Khan can and will appeal his conviction in the High Court and then in the Supreme Court, and his conviction will become final only after he has exhausted these appeals. As such, irrespective of how watertight the case against him is, Khan will likely be bailed out soon after filing his first appeal pending the High Court ruling on the matter.
Still, his aura of invulnerability has been damaged, and this is a serious setback for a leader who has invested heavily in building his larger than life mystique among his followers. On the other hand, it will be a grave mistake to write Khan as a political force to reckon with in the months and years ahead.
To read the tea leaves on Khan’s political future, we have to first take into account the nature of his struggle and estimate the potency of the relative forces stacked for and against that cause within the Pakistani polity.
Without going into the deep background, a mere look at Khan’s struggle since his ouster from power in April 2022 lays bare that he is waging a war on the silent revolution that has been dubbed as the Great Reset: The military’s newfound resolution to stay out of politics.
What is more, there are plenty of signs to establish that Khan’s backers in this struggle – apart from duped commoners who see in him a messiah – are entrenched power elites who benefited from the old order.
This includes everybody in business and politics living on the rich dividends of the military’s involvement in politics.

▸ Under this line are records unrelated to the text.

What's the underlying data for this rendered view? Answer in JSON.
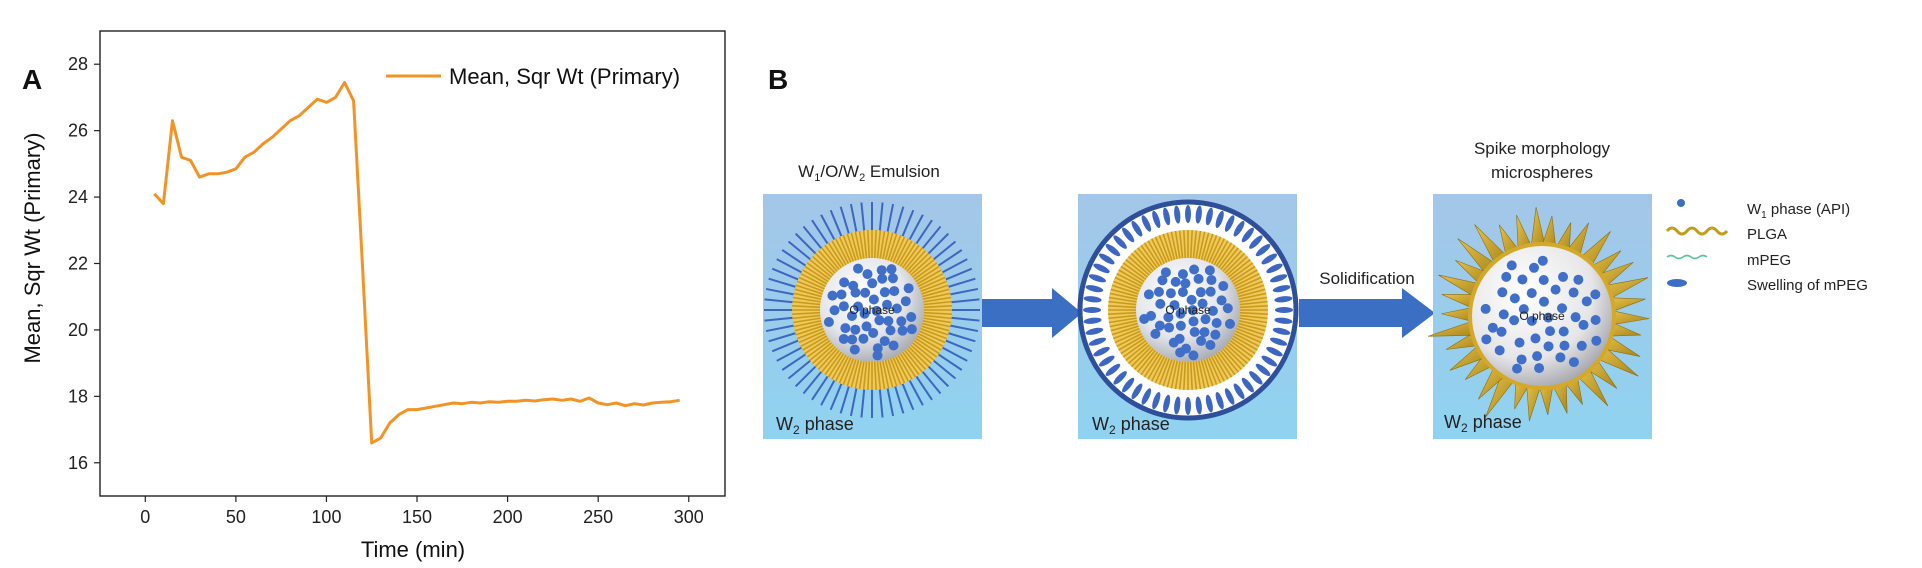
{
  "panels": {
    "a": {
      "letter": "A"
    },
    "b": {
      "letter": "B"
    }
  },
  "chart_data": {
    "type": "line",
    "title": "",
    "xlabel": "Time (min)",
    "ylabel": "Mean, Sqr Wt (Primary)",
    "xlim": [
      -25,
      320
    ],
    "ylim": [
      15,
      29
    ],
    "xticks": [
      0,
      50,
      100,
      150,
      200,
      250,
      300
    ],
    "yticks": [
      16,
      18,
      20,
      22,
      24,
      26,
      28
    ],
    "xtick_labels": [
      "0",
      "50",
      "100",
      "150",
      "200",
      "250",
      "300"
    ],
    "ytick_labels": [
      "16",
      "18",
      "20",
      "22",
      "24",
      "26",
      "28"
    ],
    "grid": false,
    "legend_position": "top-right",
    "series": [
      {
        "name": "Mean, Sqr Wt (Primary)",
        "color": "#f39325",
        "x": [
          5,
          10,
          15,
          20,
          25,
          30,
          35,
          40,
          45,
          50,
          55,
          60,
          65,
          70,
          75,
          80,
          85,
          90,
          95,
          100,
          105,
          110,
          115,
          120,
          125,
          130,
          135,
          140,
          145,
          150,
          155,
          160,
          165,
          170,
          175,
          180,
          185,
          190,
          195,
          200,
          205,
          210,
          215,
          220,
          225,
          230,
          235,
          240,
          245,
          250,
          255,
          260,
          265,
          270,
          275,
          280,
          285,
          290,
          295
        ],
        "y": [
          24.1,
          23.8,
          26.3,
          25.2,
          25.1,
          24.6,
          24.7,
          24.7,
          24.75,
          24.85,
          25.2,
          25.35,
          25.6,
          25.8,
          26.05,
          26.3,
          26.45,
          26.7,
          26.95,
          26.85,
          27.0,
          27.45,
          26.9,
          21.8,
          16.6,
          16.75,
          17.2,
          17.45,
          17.6,
          17.6,
          17.65,
          17.7,
          17.75,
          17.8,
          17.78,
          17.82,
          17.8,
          17.84,
          17.82,
          17.85,
          17.85,
          17.88,
          17.86,
          17.9,
          17.92,
          17.88,
          17.92,
          17.85,
          17.95,
          17.8,
          17.75,
          17.8,
          17.72,
          17.78,
          17.74,
          17.8,
          17.82,
          17.84,
          17.88
        ]
      }
    ]
  },
  "diagram": {
    "stage1": {
      "title_w1": "W",
      "title_sub1": "1",
      "title_mid": "/O/W",
      "title_sub2": "2",
      "title_end": " Emulsion",
      "core_label": "O phase",
      "phase_w": "W",
      "phase_sub": "2",
      "phase_rest": " phase"
    },
    "stage2": {
      "core_label": "O phase",
      "phase_w": "W",
      "phase_sub": "2",
      "phase_rest": " phase"
    },
    "stage3": {
      "title_line1": "Spike morphology",
      "title_line2": "microspheres",
      "core_label": "O phase",
      "phase_w": "W",
      "phase_sub": "2",
      "phase_rest": " phase"
    },
    "arrow2_label": "Solidification",
    "legend": [
      {
        "kind": "dot",
        "pre": "W",
        "sub": "1",
        "post": " phase (API)",
        "color": "#3b6fc4"
      },
      {
        "kind": "wave",
        "pre": "PLGA",
        "sub": "",
        "post": "",
        "color": "#b89a1e"
      },
      {
        "kind": "wave-thin",
        "pre": "mPEG",
        "sub": "",
        "post": "",
        "color": "#5fc2a4"
      },
      {
        "kind": "ellipse",
        "pre": "Swelling of mPEG",
        "sub": "",
        "post": "",
        "color": "#3b6fc4"
      }
    ],
    "colors": {
      "bg_top": "#9fc3e6",
      "bg_bottom": "#8fd0ee",
      "plga": "#d8a91e",
      "mpeg": "#3d66c2",
      "dot": "#3f6fc8",
      "arrow": "#3b6fc4"
    }
  }
}
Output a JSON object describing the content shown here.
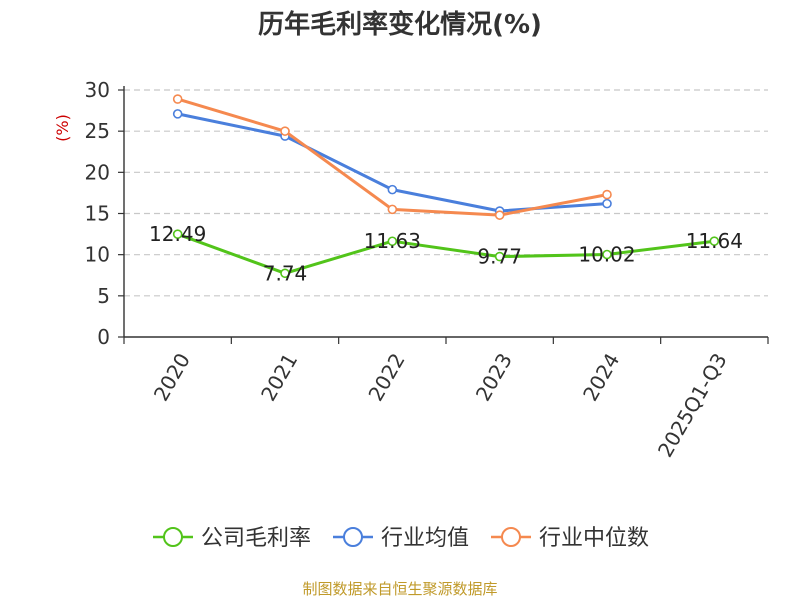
{
  "chart_data": {
    "type": "line",
    "title": "历年毛利率变化情况(%)",
    "ylabel": "(%)",
    "xlabel": "",
    "categories": [
      "2020",
      "2021",
      "2022",
      "2023",
      "2024",
      "2025Q1-Q3"
    ],
    "ylim": [
      0,
      30
    ],
    "yticks": [
      0,
      5,
      10,
      15,
      20,
      25,
      30
    ],
    "grid": true,
    "legend_position": "bottom",
    "series": [
      {
        "name": "公司毛利率",
        "color": "#52c41a",
        "values": [
          12.49,
          7.74,
          11.63,
          9.77,
          10.02,
          11.64
        ],
        "show_labels": true
      },
      {
        "name": "行业均值",
        "color": "#4a7fdc",
        "values": [
          27.1,
          24.4,
          17.9,
          15.3,
          16.2,
          null
        ],
        "show_labels": false
      },
      {
        "name": "行业中位数",
        "color": "#f5894f",
        "values": [
          28.9,
          25.0,
          15.5,
          14.8,
          17.3,
          null
        ],
        "show_labels": false
      }
    ]
  },
  "footer": "制图数据来自恒生聚源数据库"
}
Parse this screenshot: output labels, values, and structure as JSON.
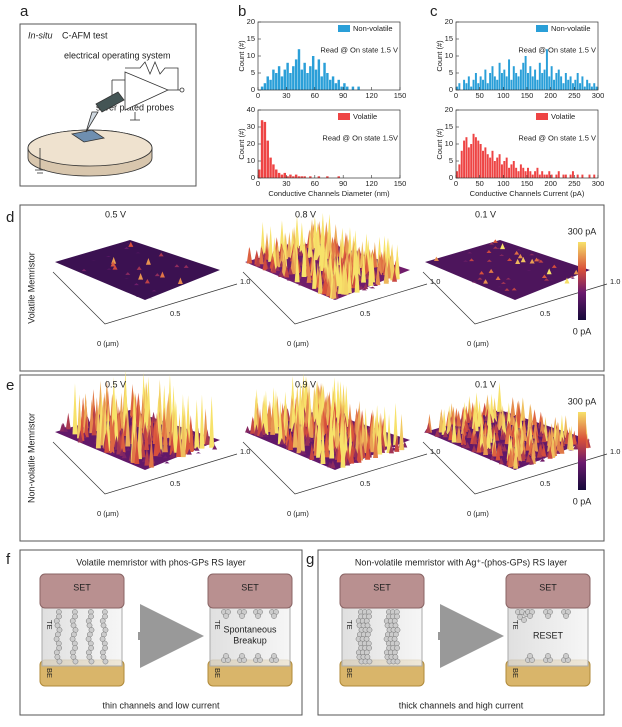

A mafia-like network of patronage depending on the military’s primacy in all spheres of life is central to this enterprise.
The hub of this network is constituted by former general officers sitting in the boardrooms of military-owned businesses with unfettered access to all levels of the military command from the GHQ down to the smallest formation.
Its spokes are military contractors who have become tycoons by building vast business empires; a vast network of enforcers including former military types stretching out its tentacles to the furthest corners of the country; and the so-called electables extending its influence in all institutions of the polity in return for patronage.
Needless to say, this network has the old order to thank for its very existence, and needs the old order for its continued survival. Small wonder they are not prepared to have any of the Great Reset.
While Khan is expert at couching his pronouncements in populist terms and democratic jargon, projecting himself as an opponent of military’s dominance of politics for some, it is not lost on the keen observers of his progress that his exertions have been aimed solely at forcing the military back into politics.
The long and short of it is that Khan has powerful backers who are deeply entrenched in every aspect of the Pakistani polity; who are hellbent on turning the wheel back on the Great Reset; and who are prepared to fight the long fight and fight as dirty as they have to.
What is more, the old guard have pre-positioned their propaganda assets abroad to keep the fight going when the going gets tough. Now that Khan has been taken off the street, those assets continue to dutifully churn out the predetermined messaging designed to keep the country’s political environment on the boil.
Khan’s backers will stay at this game for as long as they have to but retreat is not an option because on the line is their very survival. Their ultimate hope is to flip the incumbent army chief (or his successor) to their side.
Meanwhile, they will do everything in their power to bring back Khan, all laws and courts be damned. And with their help, there is no telling when the silver-tongued demagogue may succeed in spinning his conviction into a kind of political martyrdom.